Now, Onyango will be allowed to receive a work permit, a Social Security number, and a driver’s license or state identification card, Wong said in a statement issued yesterday.

Shapiro’s ruling caps a long, odyssey for Onyango, who first met Obama in 1988 when he visited Kenya while in his 20s. In Kenya, she was his guide and family storyteller, sharing stories of his father, who died in a 1982 car crash, and how he had helped her escape an abusive marriage when she had no money. Barack Obama Sr. was absent most of Obama’s life.

The president included Onyango in his 1995 memoir, “Dreams from My Father,’’ but has said that he was unaware of her immigration issues before the case came up.

He vowed to stay out of the case. The White House did not respond to requests for comment yesterday.

However, the decision unleashed a firestorm of criticism from those who felt Onyango received preferential treatment because of her relationship with the president.

“What just happened for her almost never happens for other illegal aliens,’’ said William Gheen, president of Americans for Legal Immigration PAC, a national organization. “The rule of law is out the door.’’

Roy Beck, president of NumbersUSA in Washington, the largest national group favoring restrictions on immigration, called it “an abuse of the asylum policy.’’

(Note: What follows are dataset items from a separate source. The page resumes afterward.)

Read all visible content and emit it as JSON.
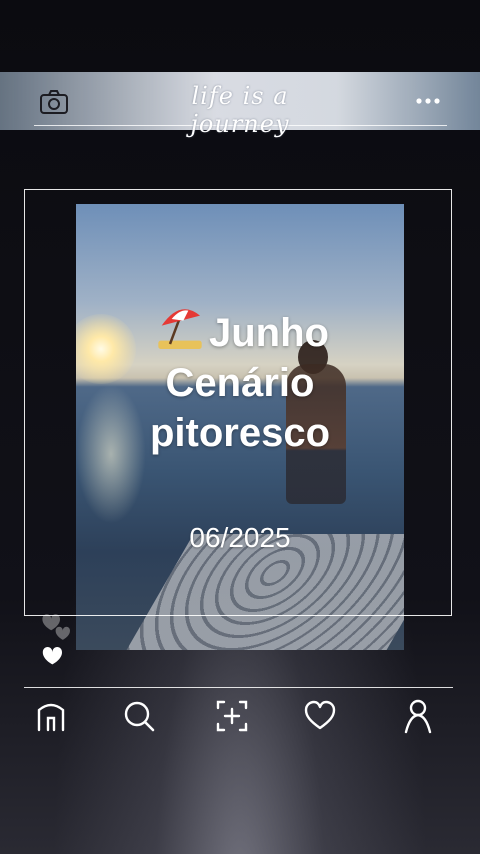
{
  "header": {
    "title": "life is a journey",
    "camera_icon": "camera-icon",
    "more_icon": "more-horizontal-icon"
  },
  "post": {
    "title_line1": "Junho",
    "title_line2": "Cenário",
    "title_line3": "pitoresco",
    "title_emoji": "beach-umbrella-icon",
    "date": "06/2025",
    "hearts_icon": "hearts-icon"
  },
  "nav": {
    "items": [
      {
        "icon": "home-icon"
      },
      {
        "icon": "search-icon"
      },
      {
        "icon": "add-post-icon"
      },
      {
        "icon": "heart-icon"
      },
      {
        "icon": "profile-icon"
      }
    ]
  }
}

Dan Stein, president of the Federation for American Immigration Reform, called on Shapiro to release the decision publicly.

“Given Onyango’s relationship to the president, the American people have a right to know on what grounds Ms. Onyango’s asylum was granted,’’ Stein said in a statement.

But others praised Shapiro and said it seemed legitimate to consider Onyango’s case, since she had unexpectedly become a public figure who would be at greater risk if she were forced to return to Kenya.

“I’m sure she had a fair hearing, which is what our system is all about,’’ said Anthony Drago, chairman of the New England chapter of the American Immigration Lawyers Association. Asylum “is a very difficult standard to meet. If he granted the case, there was a very good reason to do it.’’

William Joyce, an immigration lawyer and former judge, said Shapiro is an independent judge with the “utmost integrity.’’

“Any notion that he was just doing what he was told is ludicrous,’’ said Joyce.

Shapiro rejected 67 percent of the asylum cases he heard from 2004-2009, according to the Transactional Records Access Clearinghouse at Syracuse University, higher than the state and national averages. Nationally, immigration judges rejected 57 percent of the cases, while Boston judges rejected about 61 percent.

Onyango, who turns 58 this month, came to the United States in 2000 seeking a better life and applied for political asylum in 2002, but was rejected in 2004 and ordered to leave the country.

Instead, she remained undetected until just before Election Day, when she was discovered living quietly in Boston. Because of the publicity, she fled to stay with relatives in Cleveland. There, she hired Wong, who filed a new petition to reopen her case. Shapiro agreed to reopen Onyango’s case in December 2008. His decision was expected by May 25.

The US government’s lawyers have 30 days to appeal the decision, according to the immigration court. US Immigration and Customs Enforcement, which handled the government’s case, declined to comment.